TEMPO.CO, Jakarta - Bus Transjakarta menjadi sorotan belakangan ini karena diketahui beberapa bagian dari sejumlah bus rusak meskipun masih baru. Hal ini pun mengarah pada kecurigaan adanya permainan dalam tender pengadaannya. Dalam kurun waktu 2006-2009, Transjakarta pernah mengalami kisruh soal tender. (Baca lengkap: Edsus Cacat Transjakarta)
Untuk dapat segera mengoperasikan koridor-koridor Transjakarta, Badan Layanan Umum melakukan penunjukan langsung kepada sejumlah konsorsium untuk mengoperasikan bus. Gubernur DKI Jakarta Sutiyoso kepada majalah Tempo saat itu mengatakan bahwa tak ada yang berminat menjadi operator busway sehingga tidak dilakukan langkah penunjukan melalui tender.

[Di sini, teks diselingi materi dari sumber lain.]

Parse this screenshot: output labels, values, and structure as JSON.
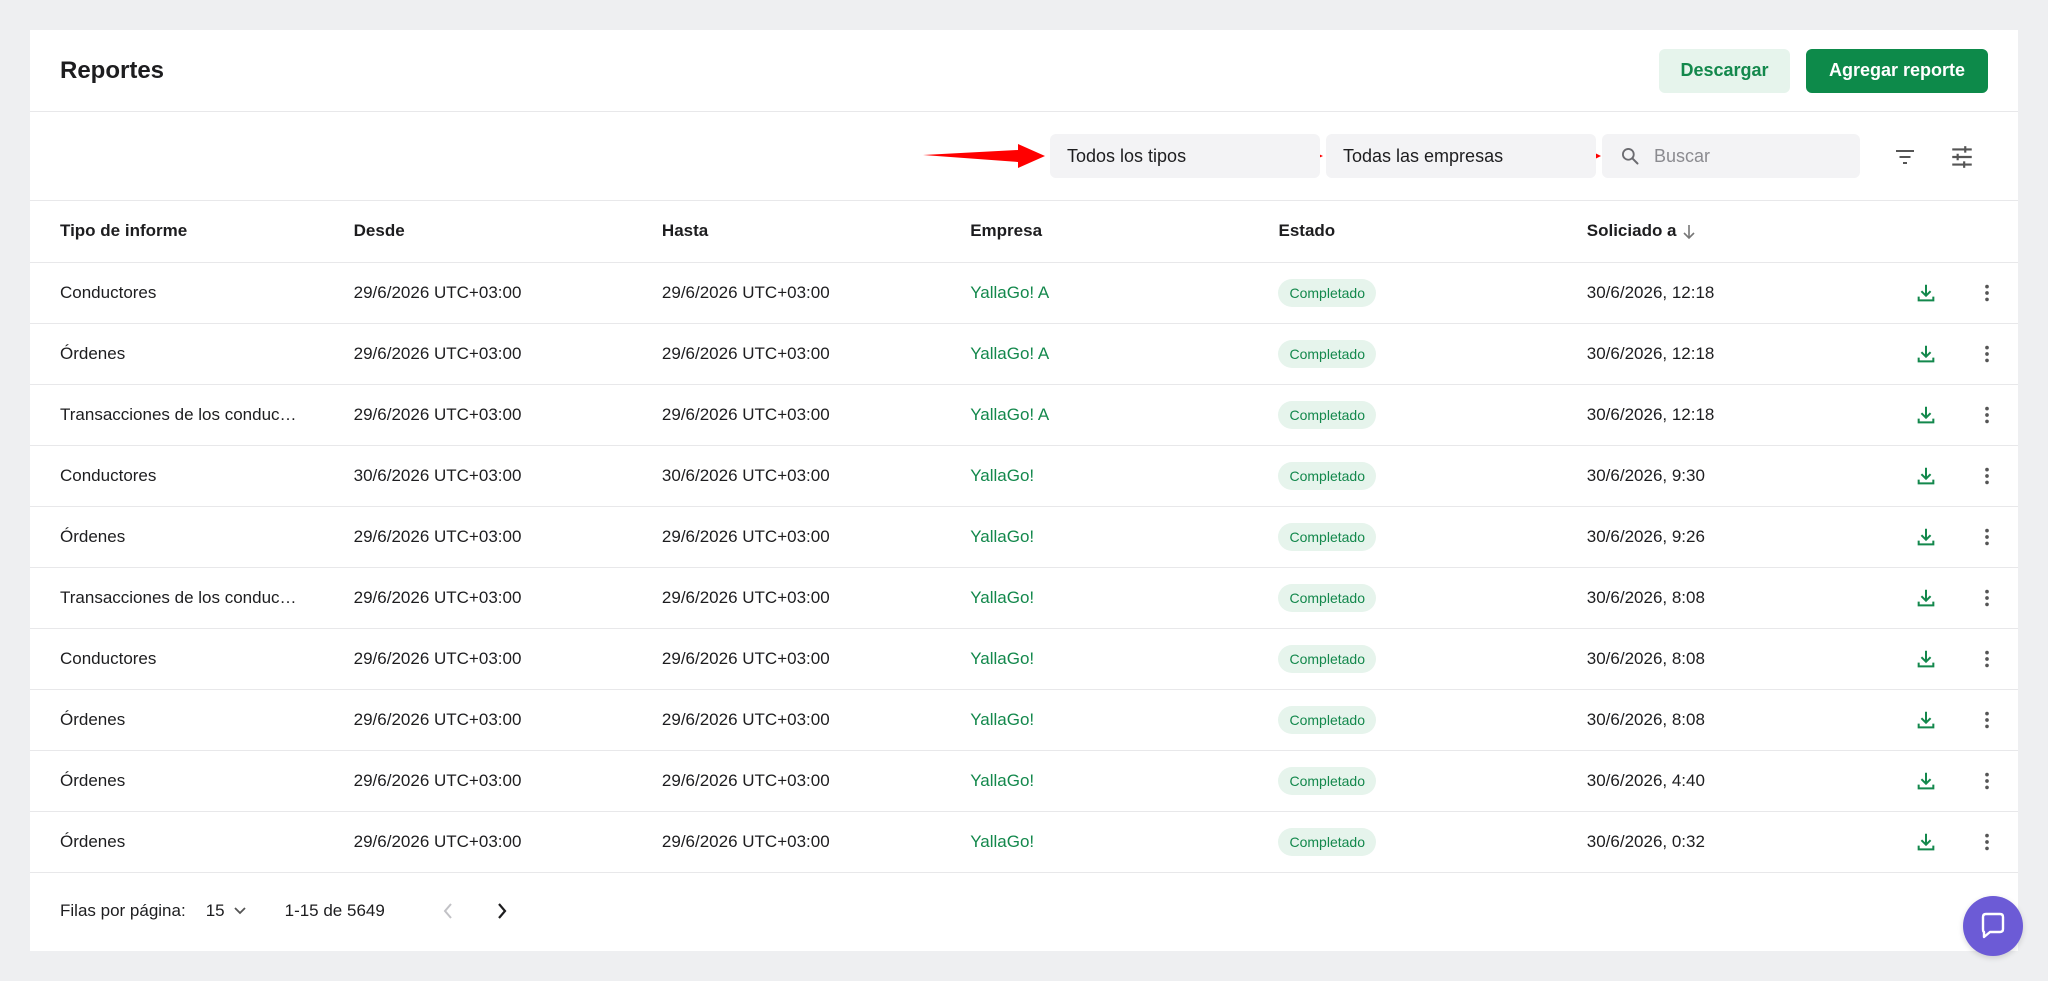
{
  "header": {
    "title": "Reportes",
    "download_label": "Descargar",
    "add_label": "Agregar reporte"
  },
  "filters": {
    "type_select": "Todos los tipos",
    "company_select": "Todas las empresas",
    "search_placeholder": "Buscar"
  },
  "table": {
    "columns": [
      "Tipo de informe",
      "Desde",
      "Hasta",
      "Empresa",
      "Estado",
      "Soliciado a"
    ],
    "rows": [
      {
        "type": "Conductores",
        "from": "29/6/2026 UTC+03:00",
        "to": "29/6/2026 UTC+03:00",
        "company": "YallaGo! A",
        "status": "Completado",
        "requested": "30/6/2026, 12:18"
      },
      {
        "type": "Órdenes",
        "from": "29/6/2026 UTC+03:00",
        "to": "29/6/2026 UTC+03:00",
        "company": "YallaGo! A",
        "status": "Completado",
        "requested": "30/6/2026, 12:18"
      },
      {
        "type": "Transacciones de los conduc…",
        "from": "29/6/2026 UTC+03:00",
        "to": "29/6/2026 UTC+03:00",
        "company": "YallaGo! A",
        "status": "Completado",
        "requested": "30/6/2026, 12:18"
      },
      {
        "type": "Conductores",
        "from": "30/6/2026 UTC+03:00",
        "to": "30/6/2026 UTC+03:00",
        "company": "YallaGo!",
        "status": "Completado",
        "requested": "30/6/2026, 9:30"
      },
      {
        "type": "Órdenes",
        "from": "29/6/2026 UTC+03:00",
        "to": "29/6/2026 UTC+03:00",
        "company": "YallaGo!",
        "status": "Completado",
        "requested": "30/6/2026, 9:26"
      },
      {
        "type": "Transacciones de los conduc…",
        "from": "29/6/2026 UTC+03:00",
        "to": "29/6/2026 UTC+03:00",
        "company": "YallaGo!",
        "status": "Completado",
        "requested": "30/6/2026, 8:08"
      },
      {
        "type": "Conductores",
        "from": "29/6/2026 UTC+03:00",
        "to": "29/6/2026 UTC+03:00",
        "company": "YallaGo!",
        "status": "Completado",
        "requested": "30/6/2026, 8:08"
      },
      {
        "type": "Órdenes",
        "from": "29/6/2026 UTC+03:00",
        "to": "29/6/2026 UTC+03:00",
        "company": "YallaGo!",
        "status": "Completado",
        "requested": "30/6/2026, 8:08"
      },
      {
        "type": "Órdenes",
        "from": "29/6/2026 UTC+03:00",
        "to": "29/6/2026 UTC+03:00",
        "company": "YallaGo!",
        "status": "Completado",
        "requested": "30/6/2026, 4:40"
      },
      {
        "type": "Órdenes",
        "from": "29/6/2026 UTC+03:00",
        "to": "29/6/2026 UTC+03:00",
        "company": "YallaGo!",
        "status": "Completado",
        "requested": "30/6/2026, 0:32"
      }
    ]
  },
  "footer": {
    "rows_per_page_label": "Filas por página:",
    "rows_per_page_value": "15",
    "range": "1-15 de 5649"
  },
  "icons": {
    "search": "search-icon",
    "filter": "filter-icon",
    "settings": "sliders-icon",
    "download": "download-icon",
    "more": "more-vertical-icon",
    "sort": "arrow-down-icon",
    "chat": "chat-icon",
    "annotation": "red-arrow-icon"
  },
  "colors": {
    "accent": "#0d8a4a",
    "accent_light": "#e6f4ec",
    "annotation_arrow": "#ff0000",
    "chat": "#6c5bd6"
  }
}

Dari penunjukan langsung tersebut terpilih PT Jakarta Express Trans (Perum PPD, Ratax, Bianglala, Steady Safe, Pahala Kencana) sebagai operator Koridor I (Blok M-Kota), PT Transbatavia (Mayasari Bakti, Steady Safe, Perum PPD, PT Metro Mini) sebagai operator Koridor II (Pulogadung-Harmoni) dan III (Harmoni-Kalideres), Jakarta Trans Metropolitan (Mayasari, PPD, Steady Safe, Bianglala) sebagai operator Koridor IV dan VI, dan Jakarta Mega Trans (Mayasari, PPD, Steady Safe, Pahala Kencana) sebagai operator Koridor V dan VII. Konsorsium-konsorsium tersebut diupah sebesar Rp 12.885 per kilometer.
Kenyataannya, keputusan penunjukan langsung tersebut bertentangan dengan Keputusan Presiden Nomor 80 Tahun 2003 tentang Pedoman Pelaksanaan Pengadaan Barang dan Jasa. Aturan itu mengharuskan pelaksanaan lelang untuk pengadaan proyek pemerintah di atas Rp 50 juta. Namun langkah tersebut justru mendapat pelegalan dari Gubernur Sutiyoso. Dia mengeluarkan Peraturan Gubernur Nomor 123 Tahun 2006 tentang Petunjuk Pelaksanaan Penetapan Operator Busway pada 7 Desember 2006.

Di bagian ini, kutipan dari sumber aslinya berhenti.